Flavia Petrelli sah von ihren Noten auf, doch der Kommentar kam nicht von ihr. »Dann ist es wenigstens schnell gegangen. Wie rücksichtsvoll von dem, der es getan hat«, sagte Brett Lynch und an ihre Freundin gewandt: »Wolltest du auch Kaffee, Flavia?«
Brunetti fand das alles etwas sehr theatralisch, aber er ging darüber hinweg und stellte die Frage, die sie mit ihrer Bemerkung eindeutig hatte provozieren wollen. »Gehe ich recht in der Annahme, dass Sie den Maestro nicht leiden konnten, Miss Lynch?«
»Ja«, antwortete sie und sah ihm direkt ins Gesicht, »ich mochte ihn nicht und er mich auch nicht.«
»Gab es dafür einen bestimmten Grund?«
Sie machte eine wegwerfende Handbewegung. »Wir waren in vielen Dingen uneins.« Das sollte wohl als Begründung genügen, nahm Brunetti an.
Er wandte sich an Signora Petrelli. »Hatten Sie eine andere Einstellung dem Maestro gegenüber?«
Sie klappte die Partitur zu und legte sie sorgfältig zu ihren Füßen auf den Boden, bevor sie antwortete. »Ja, schon. Helmut und ich haben immer gut zusammengearbeitet. Wir hatten beruflich großen Respekt füreinander.«
»Und privat?«
»Auch natürlich«, antwortete sie rasch. »Aber unsere Beziehung war in erster Linie beruflicher Natur.«
»Und wie waren Ihre persönlichen Gefühle ihm gegenüber, wenn ich fragen darf?« Wenn sie die Frage erwartet hatte, schien sie ihr dennoch nicht zu gefallen. Sie rutschte auf ihrem Sessel herum und ihm fiel auf, wie offensichtlich sie es machte, dass die Frage sie unangenehm berührte. Er hatte im Lauf der Jahre viel über sie gelesen und wusste, dass sie eine gute Schauspielerin war.

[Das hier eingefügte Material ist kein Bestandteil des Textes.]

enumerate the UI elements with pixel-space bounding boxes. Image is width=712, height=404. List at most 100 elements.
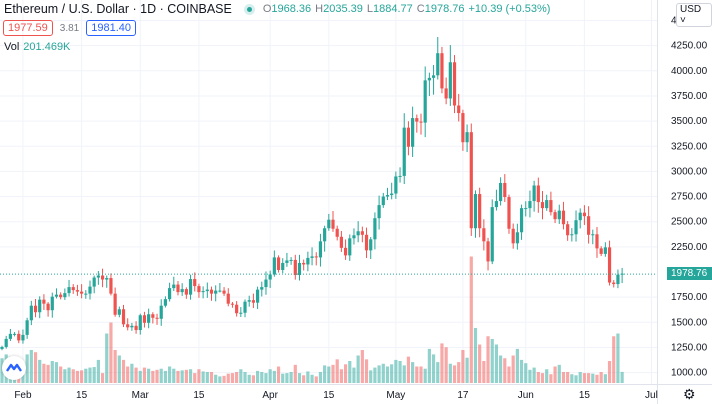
symbol-title[interactable]: Ethereum / U.S. Dollar · 1D · COINBASE bbox=[4, 2, 232, 16]
candle-body bbox=[323, 228, 327, 242]
candle bbox=[100, 268, 105, 288]
candle bbox=[356, 221, 360, 243]
candle bbox=[0, 345, 4, 351]
candle bbox=[335, 225, 339, 241]
candle-body bbox=[222, 290, 226, 294]
volume-bar bbox=[214, 374, 218, 383]
volume-bar bbox=[607, 361, 612, 383]
candle-body bbox=[8, 333, 12, 339]
buy-button[interactable]: 1981.40 bbox=[86, 20, 136, 36]
candle-body bbox=[172, 284, 176, 289]
volume-bar bbox=[616, 333, 620, 383]
candle-body bbox=[360, 231, 364, 235]
candle bbox=[536, 177, 540, 213]
candle bbox=[151, 312, 155, 324]
candle bbox=[578, 208, 582, 229]
volume-bar bbox=[394, 359, 398, 383]
time-tick-label: 15 bbox=[323, 390, 335, 401]
candle bbox=[402, 113, 406, 185]
candle-body bbox=[159, 305, 163, 319]
candle bbox=[607, 240, 612, 286]
candle-body bbox=[574, 220, 578, 235]
candle bbox=[528, 190, 532, 218]
candle bbox=[473, 190, 478, 238]
candle-body bbox=[92, 277, 96, 287]
candle bbox=[436, 36, 440, 80]
volume-bar bbox=[151, 370, 155, 383]
market-status-icon[interactable] bbox=[243, 3, 255, 15]
volume-bar bbox=[209, 372, 214, 383]
candle-body bbox=[616, 274, 620, 285]
volume-bar bbox=[582, 373, 587, 383]
candle bbox=[360, 226, 364, 243]
candle-body bbox=[356, 231, 360, 236]
candle bbox=[545, 194, 549, 211]
candle bbox=[96, 271, 100, 285]
currency-dropdown[interactable]: USD ˅ bbox=[676, 3, 712, 27]
candle-body bbox=[373, 218, 377, 240]
candle bbox=[595, 227, 599, 258]
volume-bar bbox=[612, 336, 616, 383]
candle-body bbox=[138, 315, 142, 331]
volume-bar bbox=[302, 375, 306, 383]
volume-bar bbox=[486, 336, 490, 383]
candle-body bbox=[390, 193, 394, 196]
candle bbox=[310, 247, 314, 266]
candle-body bbox=[25, 320, 29, 335]
candle bbox=[147, 308, 151, 329]
volume-bar bbox=[314, 376, 318, 383]
time-tick-label: Jul bbox=[645, 390, 658, 401]
volume-bar bbox=[369, 370, 373, 383]
gear-icon[interactable]: ⚙ bbox=[683, 386, 696, 402]
candle-body bbox=[536, 185, 540, 203]
candle bbox=[318, 233, 323, 267]
candle bbox=[176, 281, 180, 296]
candle-body bbox=[302, 262, 306, 265]
volume-bar bbox=[25, 354, 29, 383]
time-tick-label: Apr bbox=[262, 390, 278, 401]
sell-button[interactable]: 1977.59 bbox=[3, 20, 53, 36]
volume-bar bbox=[105, 333, 109, 383]
volume-bar bbox=[75, 370, 80, 383]
volume-bar bbox=[285, 373, 289, 383]
price-tick-label: 2250.00 bbox=[671, 242, 708, 253]
volume-bar bbox=[272, 370, 276, 383]
price-axis[interactable]: 4500.004250.004000.003750.003500.003250.… bbox=[671, 16, 708, 379]
candle-body bbox=[452, 62, 457, 106]
spread-value: 3.81 bbox=[59, 22, 80, 34]
tradingview-logo-icon[interactable] bbox=[2, 356, 26, 380]
candle-body bbox=[88, 286, 92, 294]
candle bbox=[113, 287, 117, 317]
candle bbox=[582, 205, 587, 225]
candle bbox=[42, 294, 46, 310]
time-axis[interactable]: Feb 15 Mar 15 Apr 15 May 17 Jun 15 Jul bbox=[14, 390, 658, 401]
volume-bar bbox=[306, 371, 310, 383]
candle-body bbox=[415, 118, 419, 122]
candle-body bbox=[293, 259, 297, 276]
volume-bar bbox=[339, 369, 343, 383]
candle-body bbox=[105, 278, 109, 280]
candle-body bbox=[465, 132, 469, 143]
candle-body bbox=[63, 293, 67, 298]
volume-bar bbox=[457, 362, 461, 383]
candle-body bbox=[96, 275, 100, 278]
candle-body bbox=[184, 289, 188, 295]
candle-body bbox=[469, 132, 473, 229]
candle-body bbox=[276, 257, 281, 270]
time-tick-label: Jun bbox=[518, 390, 534, 401]
candle bbox=[381, 192, 385, 208]
candle bbox=[50, 292, 54, 318]
candle bbox=[599, 246, 603, 257]
volume-bar bbox=[0, 358, 4, 383]
candle bbox=[616, 269, 620, 289]
volume-bars bbox=[0, 256, 624, 383]
volume-bar bbox=[561, 372, 566, 383]
volume-bar bbox=[188, 369, 193, 383]
volume-bar bbox=[499, 355, 503, 383]
volume-bar bbox=[109, 322, 113, 383]
candle-body bbox=[205, 289, 209, 292]
volume-bar bbox=[385, 366, 390, 383]
candle bbox=[352, 228, 356, 245]
candle bbox=[612, 280, 616, 288]
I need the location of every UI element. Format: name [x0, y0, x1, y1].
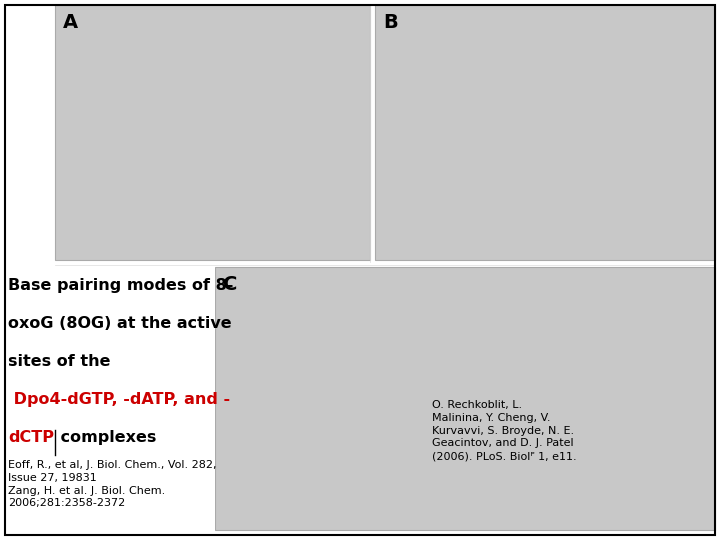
Text: O. Rechkoblit, L.
Malinina, Y. Cheng, V.
Kurvavvi, S. Broyde, N. E.
Geacintov, a: O. Rechkoblit, L. Malinina, Y. Cheng, V.…	[432, 400, 577, 461]
Text: Dpo4-dGTP, -dATP, and -: Dpo4-dGTP, -dATP, and -	[8, 392, 230, 407]
Text: sites of the: sites of the	[8, 354, 110, 369]
Text: complexes: complexes	[55, 430, 156, 445]
Text: A: A	[63, 13, 78, 32]
Text: Eoff, R., et al, J. Biol. Chem., Vol. 282,
Issue 27, 19831
Zang, H. et al. J. Bi: Eoff, R., et al, J. Biol. Chem., Vol. 28…	[8, 460, 217, 508]
Text: Base pairing modes of 8-: Base pairing modes of 8-	[8, 278, 233, 293]
Text: C: C	[223, 275, 238, 294]
Text: oxoG (8OG) at the active: oxoG (8OG) at the active	[8, 316, 232, 331]
Text: B: B	[383, 13, 397, 32]
Bar	[55, 5, 370, 260]
Bar	[5, 267, 215, 535]
Text: dCTP: dCTP	[8, 430, 54, 445]
Bar	[215, 267, 715, 530]
Bar	[375, 5, 715, 260]
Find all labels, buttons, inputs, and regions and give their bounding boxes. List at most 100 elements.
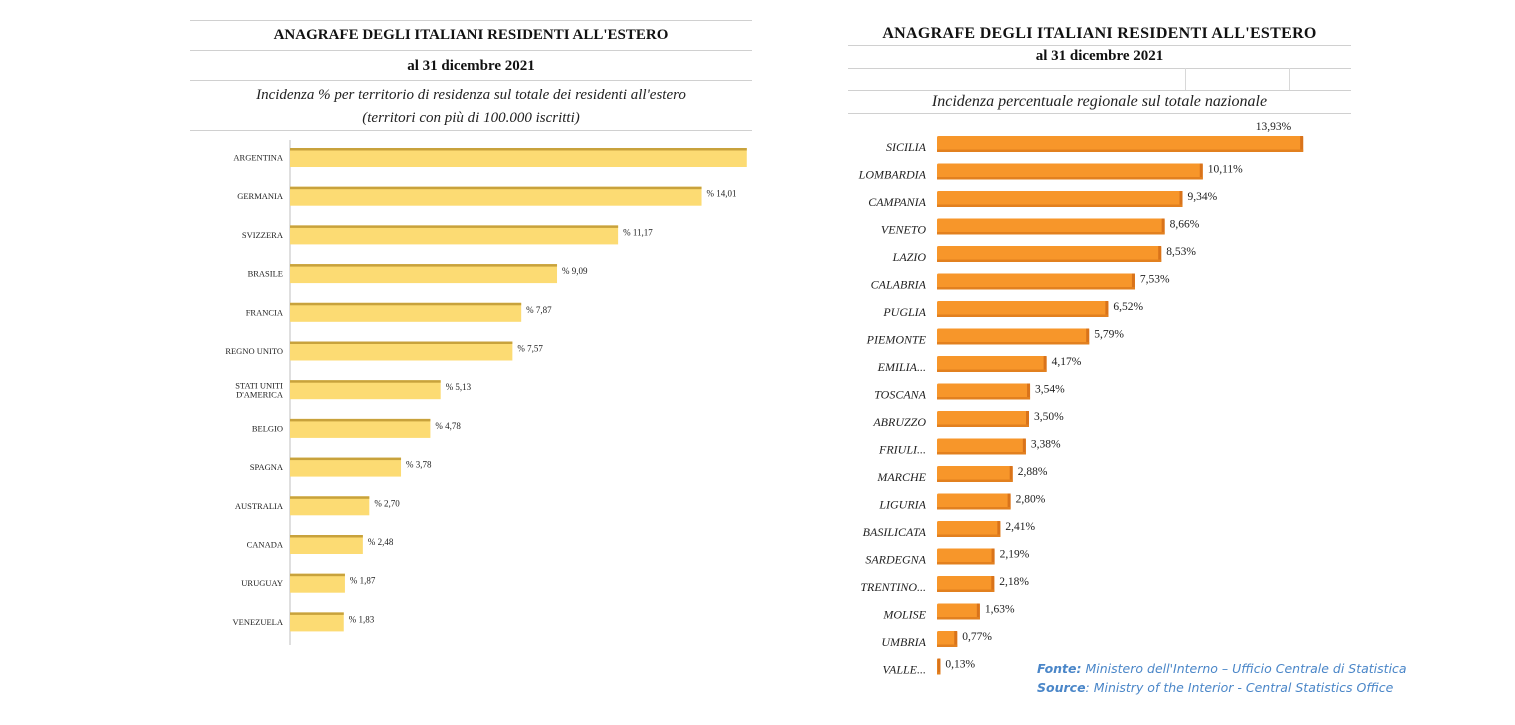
bar [937,273,1135,290]
data-label: % 4,78 [435,421,461,431]
bar [290,457,402,477]
category-label: VALLE... [883,663,926,677]
category-label: URUGUAY [241,578,283,588]
category-label: SARDEGNA [865,553,926,567]
bar-group [937,273,1135,290]
bar [937,631,958,647]
category-label: LAZIO [892,250,927,264]
bar-group [937,328,1090,345]
bar-top-edge [290,457,402,461]
bar-group [937,576,995,592]
category-label: BRASILE [248,269,283,279]
data-label: 10,11% [1208,164,1243,176]
bar [290,418,431,438]
bar-bottom-shade [937,479,1013,482]
bar-end-shade [1179,191,1183,207]
bar-end-shade [1105,301,1109,317]
source-label: Source [1037,680,1086,695]
bar-top-edge [290,418,431,422]
bar-bottom-shade [937,259,1162,262]
bar-top-edge [290,186,702,190]
bar-end-shade [1131,273,1135,290]
bar-end-shade [937,658,941,675]
category-label: UMBRIA [881,635,926,649]
bar-bottom-shade [937,149,1304,152]
bar [937,356,1047,372]
data-label: 0,13% [945,659,975,671]
data-label: 2,80% [1016,494,1046,506]
bar-bottom-shade [937,424,1029,427]
bar-bottom-shade [937,314,1109,317]
bar-bottom-shade [937,232,1165,235]
bar [290,302,522,322]
left-chart-title: ANAGRAFE DEGLI ITALIANI RESIDENTI ALL'ES… [273,27,669,43]
bar-bottom-shade [937,617,980,620]
bar-bottom-shade [937,589,995,592]
bar-bottom-shade [937,397,1031,400]
left-bar-chart: ARGENTINA% 15,55GERMANIA% 14,01SVIZZERA%… [225,140,752,645]
bar-group [937,246,1162,262]
category-label: SVIZZERA [242,230,284,240]
bar [290,380,441,400]
category-label: TOSCANA [874,388,926,402]
data-label: 5,79% [1094,329,1124,341]
bar-end-shade [1199,163,1203,180]
bar-group [937,163,1203,180]
bar-group [937,383,1031,400]
bar-end-shade [1161,218,1165,235]
bar-top-edge [290,148,747,151]
category-label: VENETO [881,223,926,237]
bar [290,612,344,632]
bar [937,521,1001,537]
bar-group [937,136,1304,152]
divider [848,68,1351,69]
bar-group [937,631,958,647]
bar-top-edge [290,264,558,267]
bar-bottom-shade [937,534,1001,537]
bar [937,163,1203,180]
bar [937,218,1165,235]
bar-end-shade [1027,383,1031,400]
bar [937,438,1026,455]
right-bar-chart: SICILIA 13,93% LOMBARDIA 10,11% CAMPANIA 9,34… [858,121,1304,677]
category-label: PIEMONTE [866,333,927,347]
category-label: CALABRIA [871,278,927,292]
bar-top-edge [290,535,363,538]
bar [290,341,513,361]
bar-group [937,548,995,565]
data-label: 2,88% [1018,466,1048,478]
category-label: MARCHE [876,470,926,484]
bar [937,576,995,592]
right-chart-subtitle: Incidenza percentuale regionale sul tota… [931,93,1268,110]
data-label: % 3,78 [406,460,432,470]
category-label: LIGURIA [878,498,926,512]
source-text: : Ministry of the Interior - Central Sta… [1085,680,1394,695]
bar-bottom-shade [937,644,958,647]
bar [937,191,1183,207]
bar [290,264,558,284]
data-label: 8,66% [1170,219,1200,231]
category-label: LOMBARDIA [858,168,927,182]
data-label: % 7,57 [517,344,543,354]
bar-group [937,438,1026,455]
left-chart-date: al 31 dicembre 2021 [407,58,535,74]
category-label: PUGLIA [882,305,926,319]
bar-bottom-shade [937,287,1135,290]
data-label: % 7,87 [526,305,552,315]
data-label: 9,34% [1188,191,1218,203]
bar [290,535,363,554]
bar-group [937,411,1029,427]
left-chart-subtitle: Incidenza % per territorio di residenza … [256,87,686,103]
bar-end-shade [1158,246,1162,262]
data-label: % 2,48 [368,537,394,547]
bar-bottom-shade [937,342,1090,345]
category-label: FRIULI... [878,443,926,457]
right-chart-title: ANAGRAFE DEGLI ITALIANI RESIDENTI ALL'ES… [882,25,1317,42]
category-label: ABRUZZO [872,415,926,429]
bar-top-edge [290,573,345,577]
bar [937,328,1090,345]
category-label: BELGIO [252,423,283,433]
category-label: AUSTRALIA [235,501,284,511]
bar-end-shade [1007,493,1011,510]
bar [290,496,370,516]
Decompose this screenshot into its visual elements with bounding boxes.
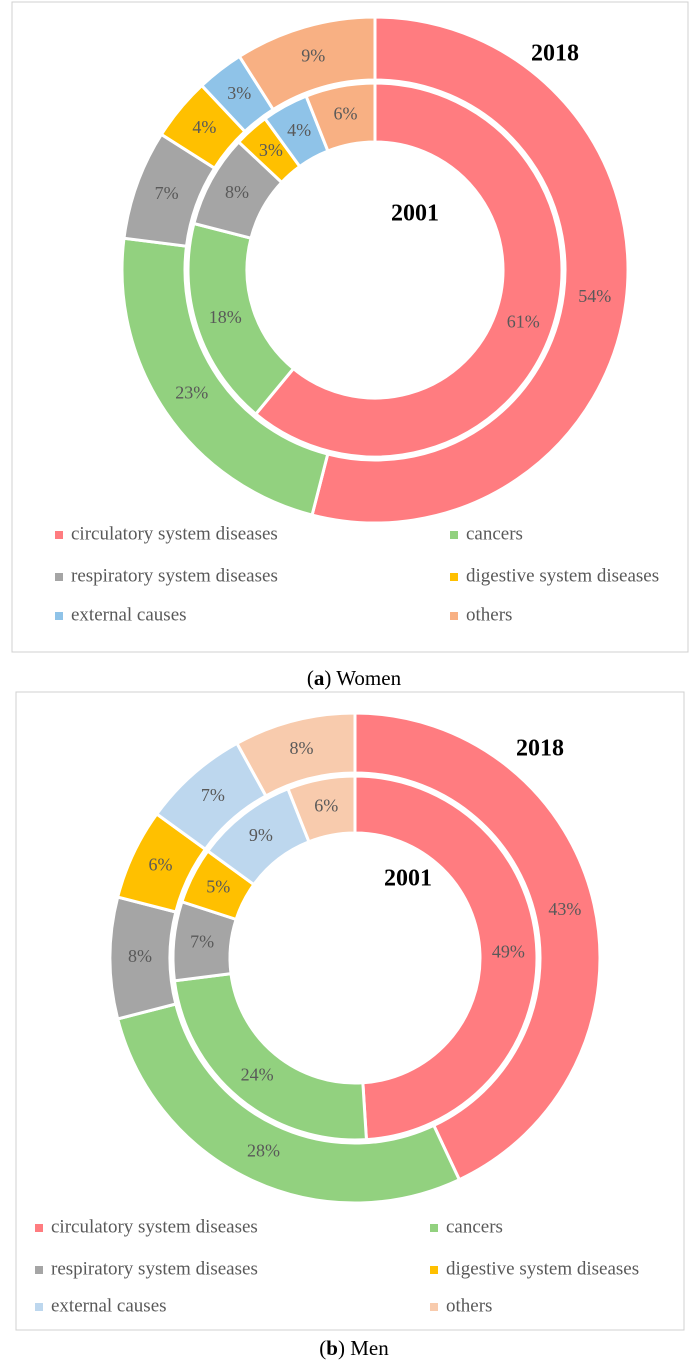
value-label: 8% (290, 738, 314, 758)
caption-part: ( (319, 1336, 326, 1360)
value-label: 3% (259, 140, 283, 160)
chart-frame (15, 691, 685, 1331)
legend-swatch (450, 612, 458, 620)
value-label: 23% (175, 383, 208, 403)
donut-segment (353, 711, 602, 1182)
value-label: 43% (548, 899, 581, 919)
legend-label: respiratory system diseases (51, 1258, 258, 1279)
value-label: 3% (227, 83, 251, 103)
value-label: 49% (492, 941, 525, 961)
value-label: 6% (333, 103, 357, 123)
series-name: 2018 (531, 41, 579, 67)
legend-swatch (430, 1224, 438, 1232)
value-label: 6% (314, 795, 338, 815)
chart-frame (11, 1, 689, 653)
value-label: 28% (247, 1141, 280, 1161)
donut-segment (234, 711, 357, 798)
caption-part: ( (307, 666, 314, 690)
value-label: 61% (507, 311, 540, 331)
legend-label: others (466, 604, 512, 625)
value-label: 7% (201, 785, 225, 805)
legend-label: circulatory system diseases (71, 523, 278, 544)
legend-label: cancers (466, 523, 523, 544)
value-label: 54% (578, 286, 611, 306)
donut-segment (304, 81, 377, 153)
donut-segment (353, 774, 539, 1142)
legend-label: respiratory system diseases (71, 565, 278, 586)
caption: (b) Men (319, 1336, 389, 1360)
caption-part: b (326, 1336, 338, 1360)
caption: (a) Women (307, 666, 402, 690)
caption-part: a (314, 666, 325, 690)
value-label: 4% (192, 117, 216, 137)
value-label: 7% (190, 932, 214, 952)
legend-label: circulatory system diseases (51, 1216, 258, 1237)
legend-swatch (55, 612, 63, 620)
series-name: 2001 (391, 201, 439, 227)
value-label: 7% (155, 183, 179, 203)
donut-segment (253, 81, 564, 459)
legend-swatch (450, 531, 458, 539)
legend-swatch (450, 573, 458, 581)
caption-part: ) Men (338, 1336, 389, 1360)
legend-swatch (430, 1303, 438, 1311)
donut-segment (286, 774, 357, 844)
value-label: 24% (241, 1064, 274, 1084)
value-label: 5% (206, 876, 230, 896)
legend-label: cancers (446, 1216, 503, 1237)
value-label: 8% (225, 182, 249, 202)
series-name: 2018 (516, 736, 564, 762)
legend-label: external causes (71, 604, 187, 625)
value-label: 8% (128, 946, 152, 966)
donut-segment (115, 1002, 462, 1205)
value-label: 6% (148, 855, 172, 875)
value-label: 9% (249, 825, 273, 845)
value-label: 9% (301, 45, 325, 65)
legend-label: digestive system diseases (466, 565, 659, 586)
legend-swatch (35, 1303, 43, 1311)
legend-label: digestive system diseases (446, 1258, 639, 1279)
legend-swatch (55, 531, 63, 539)
caption-part: ) Women (324, 666, 401, 690)
series-name: 2001 (384, 866, 432, 892)
value-label: 18% (209, 307, 242, 327)
legend-swatch (430, 1266, 438, 1274)
donut-segment (237, 15, 377, 112)
legend-label: others (446, 1295, 492, 1316)
legend-swatch (55, 573, 63, 581)
donut-segment (310, 15, 630, 525)
legend-label: external causes (51, 1295, 167, 1316)
legend-swatch (35, 1266, 43, 1274)
value-label: 4% (287, 120, 311, 140)
legend-swatch (35, 1224, 43, 1232)
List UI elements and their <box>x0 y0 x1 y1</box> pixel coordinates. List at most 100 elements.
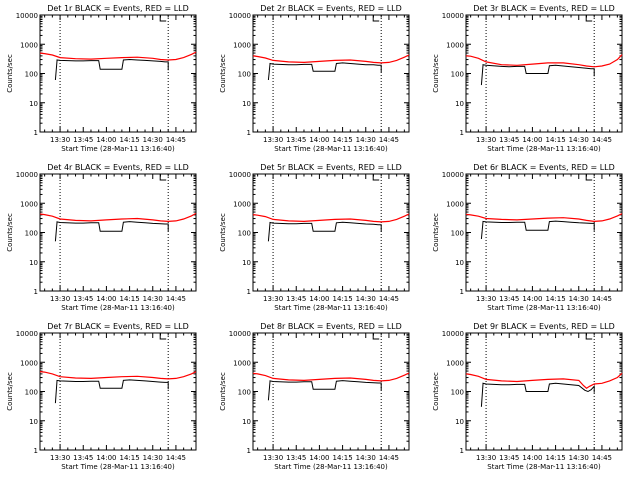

Wenn sie über ihre Beziehung zu Wellauer etwas verbergen wollte, dann konnte sie das auch; sie würde nicht dasitzen und sich winden wie ein Schulmädchen, das man über seinen ersten Freund ausfragt.
Er ließ das Schweigen wachsen und wiederholte seine Frage ganz bewusst nicht.
Schließlich meinte sie etwas zögernd: »Ich mochte ihn nicht.«
Als sie nichts weiter hinzufügte, sagte Brunetti: »Wenn ich meine Frage an Miss Lynch wiederholen darf; gab es dafür irgendwelche besonderen Gründe?« Wie höflich wir doch miteinander umgehen, dachte er. Da liegt dieser alte Mann kalt und ausgeweidet drüben jenseits der Lagune und wir sitzen hier und ergehen uns in Höflichkeitsfloskeln
- würden Sie mir sagen? Darf ich fragen? Einen Augenblick wünschte er sich wieder nach Neapel zurück, wo er diese schrecklichen Jahre verbracht und mit Menschen zu tun gehabt hatte, die den Feinheiten der Sprache nicht zugänglich waren und auf Tritte und Schläge reagierten.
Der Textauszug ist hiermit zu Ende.